Inflammation, infection, and aging can take a toll on human cells by breaching the scaffold of proteins called lamins that support and protect the nucleus from structural collapse.
Researchers at Vanderbilt University recently reported that SARM, one of the “family of five” innate immunity adaptors that includes MyD88, stabilizes lamins to protect human cells from inflammation-driven programmed cell death called apoptosis. The investigators found that SARM moves to the nucleus and forms a lattice that is similar to the nuclear lamina scaffold.
The report, published last month in PLOS ONE, was authored by Chad Sethman, Ph.D., a former postdoctoral fellow at Vanderbilt who now is assistant professor of Biology at Waynesburg University in Waynesburg, Penn., and Jacek Hawiger, M.D., Ph.D., Distinguished Professor of Medicine and Louise B. McGavock Chair in Medicine.

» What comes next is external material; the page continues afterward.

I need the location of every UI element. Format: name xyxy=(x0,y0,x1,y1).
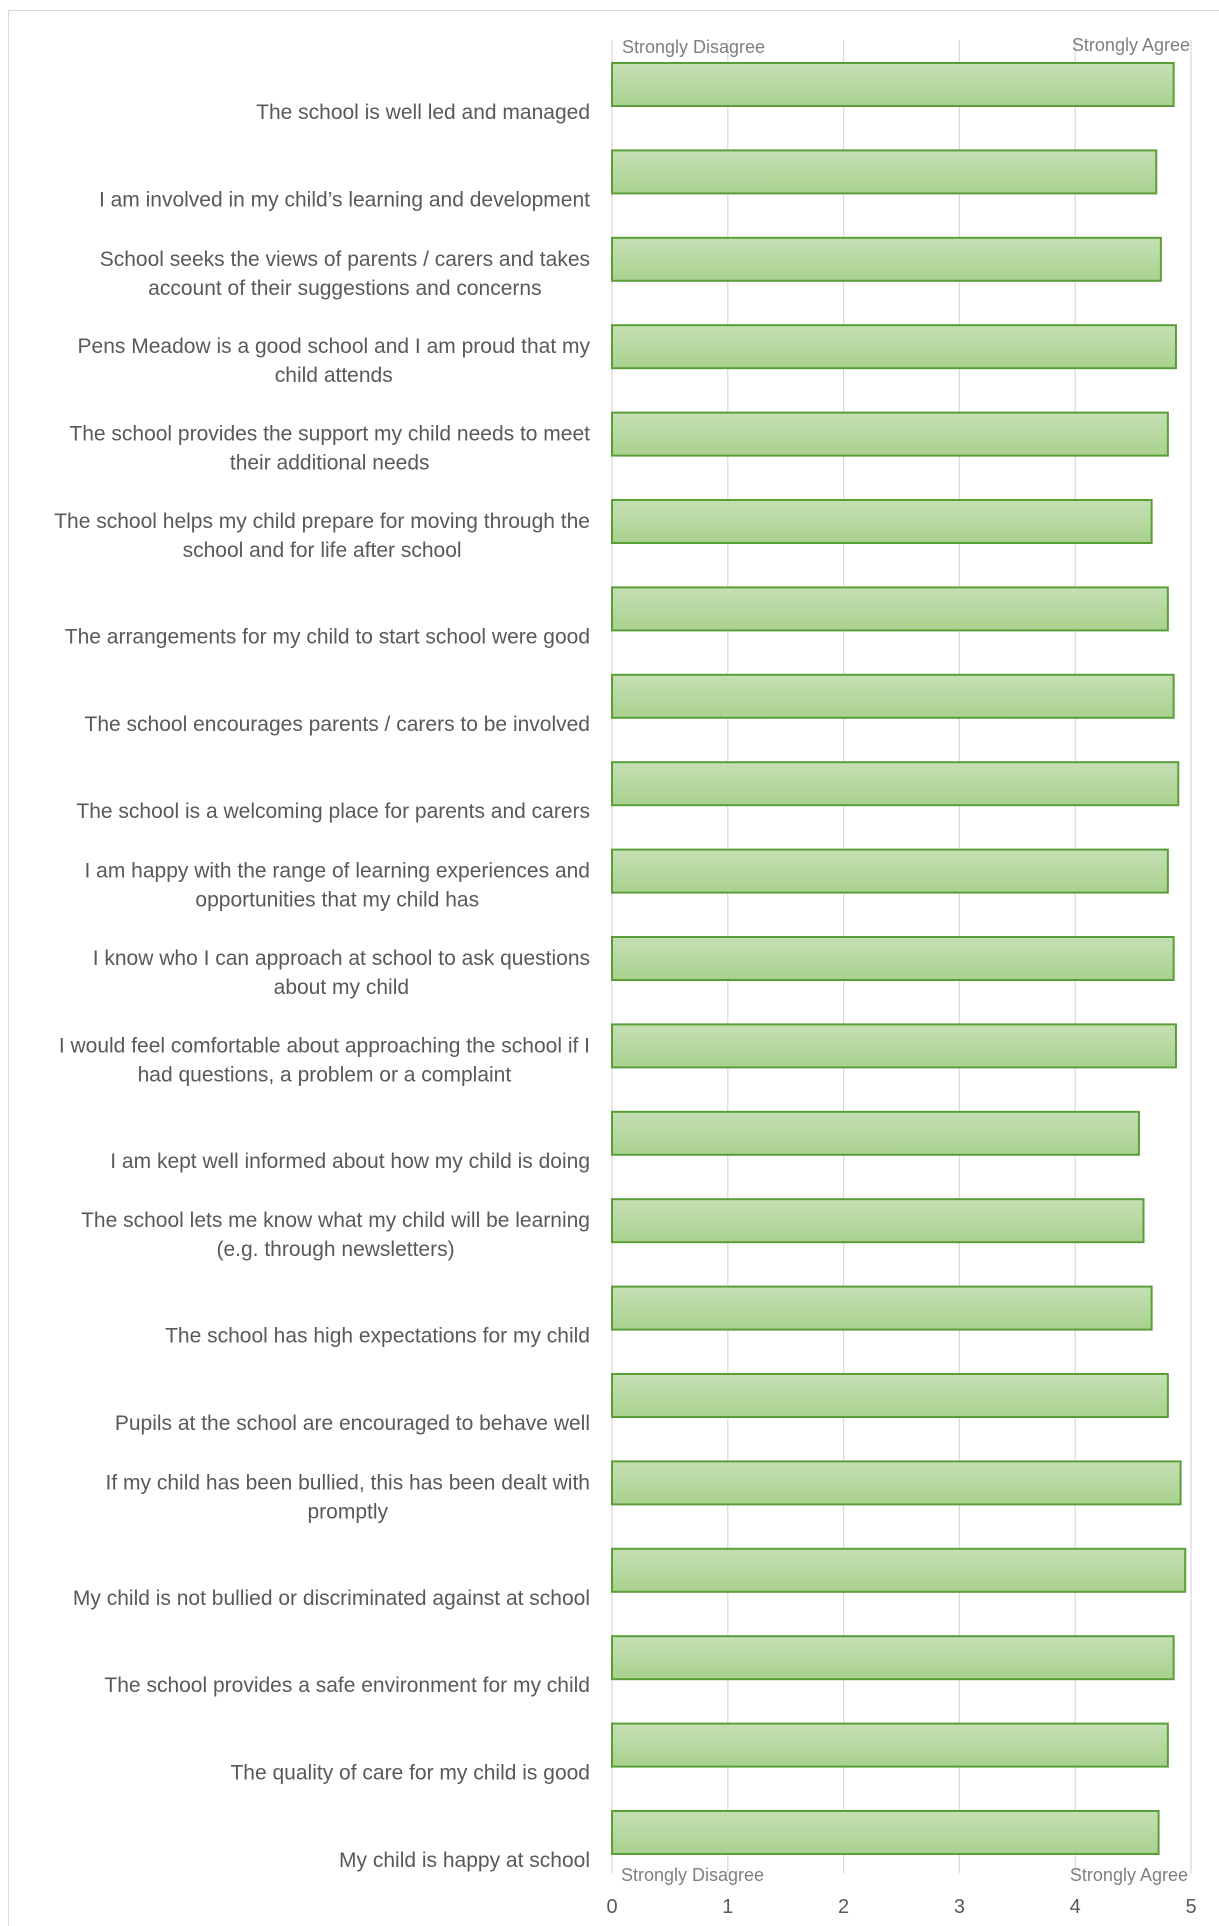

Mutations and other damage that destabilize nuclear lamins underlie a number of intractable human diseases including forms of muscular dystrophy, cardiomyopathy (deterioration of the heart muscle), and progeria (a rare disorder that resembles accelerated aging).
This discovery “suggests a potential role for SARM in counteracting age-related defects of nuclear lamins,” Sethman and Hawiger concluded.
The research was supported by National Institutes of Health grants HL085833, AA015752, AI049824, and a Ruth L. Kirschstein National Research Service Award for Individual Postdoctoral Fellows (HL084214).